Alibaba and SAIC Motor announced they were jointly setting up a 1 billion yuan (S$221.5 million) fund to develop an "Internet car", the auto maker said in a statement on its official microblog. The project will "lead China's Internet car development", it said, but gave no details about the planned vehicle.

Alibaba said the future car would use technology - such as cloud computing and big data - to help provide a better driving experience. The connected vehicle will include services such as e-commerce, digital entertainment, maps and communications, it said.

Analysts believe technology companies are unlikely to launch mass production of cars, rather seeking to shake up the traditional auto industry and establish partnerships with manufacturers, helping to promote their own business lines.

Alibaba's partner for the project, state-owned SAIC Motor, already has joint ventures with General Motors (GM) of the United States and Germany's Volkswagen.

SAIC and GM also have a company which provides telematics - wireless information - services for vehicles manufactured and sold in China, including mobile apps and navigation help.

Alibaba, founded by entrepreneur Jack Ma in 1999, is China's biggest e-commerce company, estimated to hold more than 90 per cent of the country's market for consumer-to-consumer transactions.

Last month, Alibaba tested its first drone delivery service, echoing US online retailer Amazon, by whisking ginger tea to customers over three days in three Chinese cities.

Bloomberg News and a person familiar with the deal said on Thursday that Alibaba will also invest US$200 million (S$277.5 million) in Snapchat, the vanishing-image service.

US media reported last year that Snapchat - which allows the sending of text and photo messages that disappear seconds after being viewed - had held discussions with Alibaba.

A person familiar with the deal told AFP that Alibaba had committed to a $200 million investment.

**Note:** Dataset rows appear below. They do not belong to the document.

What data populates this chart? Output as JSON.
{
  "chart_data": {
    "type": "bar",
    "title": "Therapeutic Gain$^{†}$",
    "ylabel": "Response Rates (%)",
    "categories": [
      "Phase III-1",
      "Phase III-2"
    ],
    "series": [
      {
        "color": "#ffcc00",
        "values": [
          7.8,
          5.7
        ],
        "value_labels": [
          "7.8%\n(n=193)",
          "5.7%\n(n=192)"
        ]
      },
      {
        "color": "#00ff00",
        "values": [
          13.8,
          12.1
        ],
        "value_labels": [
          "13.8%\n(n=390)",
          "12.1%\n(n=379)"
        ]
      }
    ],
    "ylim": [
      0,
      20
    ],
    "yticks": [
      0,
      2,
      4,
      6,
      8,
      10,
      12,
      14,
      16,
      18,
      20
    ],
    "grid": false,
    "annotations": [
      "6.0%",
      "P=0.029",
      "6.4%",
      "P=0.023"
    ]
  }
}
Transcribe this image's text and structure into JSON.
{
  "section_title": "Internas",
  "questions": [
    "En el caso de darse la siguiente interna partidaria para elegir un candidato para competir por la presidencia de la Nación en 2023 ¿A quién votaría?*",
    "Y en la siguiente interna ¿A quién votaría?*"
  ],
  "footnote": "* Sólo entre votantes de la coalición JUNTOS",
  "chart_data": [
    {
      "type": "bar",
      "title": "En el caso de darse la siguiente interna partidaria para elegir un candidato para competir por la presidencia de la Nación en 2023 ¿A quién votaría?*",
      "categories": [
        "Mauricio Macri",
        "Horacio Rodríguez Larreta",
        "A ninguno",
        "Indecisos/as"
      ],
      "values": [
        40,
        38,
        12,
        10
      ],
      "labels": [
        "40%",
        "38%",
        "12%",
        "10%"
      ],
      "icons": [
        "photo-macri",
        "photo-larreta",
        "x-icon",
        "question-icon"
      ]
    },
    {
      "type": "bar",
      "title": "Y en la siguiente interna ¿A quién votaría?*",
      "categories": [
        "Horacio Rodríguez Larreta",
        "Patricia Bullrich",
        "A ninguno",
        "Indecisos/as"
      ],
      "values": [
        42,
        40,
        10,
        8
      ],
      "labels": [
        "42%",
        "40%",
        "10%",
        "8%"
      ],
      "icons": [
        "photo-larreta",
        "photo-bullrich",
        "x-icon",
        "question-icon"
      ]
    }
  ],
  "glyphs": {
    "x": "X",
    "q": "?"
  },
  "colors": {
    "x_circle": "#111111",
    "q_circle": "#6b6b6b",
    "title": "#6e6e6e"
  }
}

Alibaba declined to comment.

Bloomberg News, which also quoted sources on the investment, said the deal valued Snapchat at US$15 billion.

Snapchat's chief executive officer Evan Spiegel declined to comment, Bloomberg reported, quoting him as saying: "We are famous for not talking about the future."

Snapchat rocketed to popularity in the United States, especially among teenagers, after the initial app was released in September 2011.